Defense Secretary Richard B. Cheney ordered a cutback yesterday in production of Seawolf attack submarines and Arleigh Burke destroyers in an attempt to save $7 billion over the next four fiscal years.

The budget-driven cuts can be made because of the lessened Soviet threat, but the crisis in the Persian Gulf reveals the need for an up-to-date Navy, the secretary said in a statement.

"There is little doubt that the recent events in the Soviet Union and Eastern Europe have altered the social and political makeup of the world, and our ongoing planning assessments are based on the increased prospects for reduced world tensions," Cheney said.

"However, current events remind us of how fragile world peace can be. Therefore, we continue to require a superior naval force to maintain free and open use of the seas."

Cheney has ordered a review of most of the Pentagon's major weapons programs, given the nation's budget woes. Following a similar review of aircraft in April, the secretary slashed his request for B-2 "stealth" bombers from 132 to 75.

In his four-month warship review, Cheney said cutting one submarine and eliminating the purchase of some advance material for others will save $1.8 billion in the Pentagon's fiscal 1991 budget.

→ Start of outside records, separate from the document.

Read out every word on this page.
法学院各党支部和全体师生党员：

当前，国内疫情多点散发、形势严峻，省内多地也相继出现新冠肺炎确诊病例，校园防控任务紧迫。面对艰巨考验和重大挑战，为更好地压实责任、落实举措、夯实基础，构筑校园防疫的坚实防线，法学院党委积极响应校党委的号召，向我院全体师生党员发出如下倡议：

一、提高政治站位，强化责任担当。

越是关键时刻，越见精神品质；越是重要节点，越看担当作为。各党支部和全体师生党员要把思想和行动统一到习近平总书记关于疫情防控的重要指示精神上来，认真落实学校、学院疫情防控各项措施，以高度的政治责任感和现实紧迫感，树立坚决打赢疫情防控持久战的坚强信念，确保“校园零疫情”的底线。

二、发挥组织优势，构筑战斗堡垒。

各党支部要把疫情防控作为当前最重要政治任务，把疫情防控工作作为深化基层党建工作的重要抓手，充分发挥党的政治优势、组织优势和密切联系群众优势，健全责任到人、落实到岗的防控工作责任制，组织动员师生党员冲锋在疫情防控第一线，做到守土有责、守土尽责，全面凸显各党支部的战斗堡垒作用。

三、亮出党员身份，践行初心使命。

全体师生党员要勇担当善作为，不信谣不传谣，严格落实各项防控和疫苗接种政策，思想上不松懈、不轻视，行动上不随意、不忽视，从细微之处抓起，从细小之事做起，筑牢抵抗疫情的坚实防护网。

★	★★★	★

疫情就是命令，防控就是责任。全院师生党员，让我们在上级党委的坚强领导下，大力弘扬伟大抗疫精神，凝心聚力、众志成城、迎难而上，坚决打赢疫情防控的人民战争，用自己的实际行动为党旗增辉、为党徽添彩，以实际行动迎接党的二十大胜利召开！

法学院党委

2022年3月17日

Plans had called for buying 10 of the submarines every three years. Instead, the Pentagon will reduce the buy to three ships every two years, according to a Pentagon statement.

The statement said the Pentagon's original plan for the Seawolf called for maintaining a force of 100 attack submarines, but that "the size of the Navy's overall submarine force is still being considered."

The submarines -- designed by the Newport News Shipbuilding and Dry Dock Co. of Virginia and Electric Boat Division of General Dynamics in Connecticut -- are slated to succeed the service's Los Angeles-class attack boats.

Cheney ordered that four Burke destroyers be purchased every year instead of five or six. That means the Pentagon will get 16 ships through fiscal 1994, instead of the 25 originally planned, for a savings of $5 billion.

The changes will mean one less destroyer in fiscal 1991, resulting in a net savings of $407 million, the statement said.

Overall, the changes in the two programs are designed to save $2.2 billion in the budget that is now before Congress and $7 billion in the Pentagon's spending plan for the fiscal years 1991 through 1994.